Nach einer kurzen theoretischen Einführung startete das Praktikum mit einer Versuchsreihe zum Erkennen von Kunststoffen. Um sie voneinander zu unterscheiden, haben wir die Proben auf Dichte, etwaige Flammfärbung und beim Erhitzen entstehende Schwelgase untersucht.
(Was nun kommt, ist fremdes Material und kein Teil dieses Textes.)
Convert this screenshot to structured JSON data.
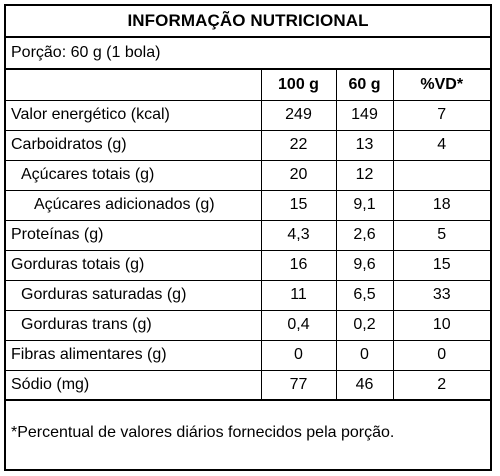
{
  "title": "INFORMAÇÃO NUTRICIONAL",
  "portion": "Porção: 60 g (1 bola)",
  "headers": {
    "label": "",
    "per_100g": "100 g",
    "per_60g": "60 g",
    "vd": "%VD*"
  },
  "rows": [
    {
      "label": "Valor energético (kcal)",
      "per_100g": "249",
      "per_60g": "149",
      "vd": "7"
    },
    {
      "label": "Carboidratos (g)",
      "per_100g": "22",
      "per_60g": "13",
      "vd": "4"
    },
    {
      "label": "Açúcares totais (g)",
      "per_100g": "20",
      "per_60g": "12",
      "vd": ""
    },
    {
      "label": "Açúcares adicionados (g)",
      "per_100g": "15",
      "per_60g": "9,1",
      "vd": "18"
    },
    {
      "label": "Proteínas (g)",
      "per_100g": "4,3",
      "per_60g": "2,6",
      "vd": "5"
    },
    {
      "label": "Gorduras totais (g)",
      "per_100g": "16",
      "per_60g": "9,6",
      "vd": "15"
    },
    {
      "label": "Gorduras saturadas (g)",
      "per_100g": "11",
      "per_60g": "6,5",
      "vd": "33"
    },
    {
      "label": "Gorduras trans (g)",
      "per_100g": "0,4",
      "per_60g": "0,2",
      "vd": "10"
    },
    {
      "label": "Fibras alimentares (g)",
      "per_100g": "0",
      "per_60g": "0",
      "vd": "0"
    },
    {
      "label": "Sódio (mg)",
      "per_100g": "77",
      "per_60g": "46",
      "vd": "2"
    }
  ],
  "footnote": "*Percentual de valores diários fornecidos pela porção."
}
Beim nächsten Versuch ging es um Kunststoffextrusion. Das ist ein Verarbeitungsverfahren für Thermoplaste, bei dem das Ausgangsmaterial erhitzt, durchmischst und durch eine Düse gedrückt wird. Dabei konnten wir viele Parameter verändern, sodass neue Kunststoffe mit teilweise sehr verschiedenen Eigenschaften entstanden. Zum Beispiel haben wir den Anteil an beigemischten organischen Fasern variiert.Um quantitativ zu bestimmen, wie sich das auf Zähigkeit und Festigkeit des Kunststoffs auswirkt, fanden am nächsten Tag mehrere Versuche zur Materialprüfung statt. Dazu haben wir zunächst selbst Prüfkörper im Spritzgussverfahren hergestellt.Im Anschluss daran fanden ein Zug- und ein Biegeversuch statt. Die Prüfkörper wurden über ihre Belastungsgrenze hinweg deformiert und die benötigte Kraft gemessen. Daraus lassen sich Rückschlüsse auf die Materialeigenschaften und mögliche Anwendungen ziehen. So etwa wie groß der Anteil an nachwachsenden Naturfasern sein kann, ohne die Qualität signifikant zu beeinträchtigen.
Von Mittwoch bis Freitag ging es um das chemische Recycling von PET, ein Kunststoff aus dem beispielsweise Einwegflaschen bestehen. Wie alle Kunststoffe (Polymere) besteht PET aus Ketten sich wiederholender Grundeinheiten (Monomere). Zur Wiederverwertung müssen die Bindungen zwischen den einzelnen Monomeren aufgespalten werden. Danach können sie wieder zusammengesetzt und neue Produkte hergestellt werden.
Wir konnten dazu zwei unterschiedliche Verfahren ausprobieren: Die Glycolyse und die basische Hydrolyse.
Ausgangsmaterial war eine herkömmliche Plastikflasche. Diese haben wir zunächst in kleine Streifen geschnitten. Die Schnipsel werden danach in einem Kolben gefüllt und durch Zugabe von Glykol bzw. Natronlauge die Depolymerisierung gestartet.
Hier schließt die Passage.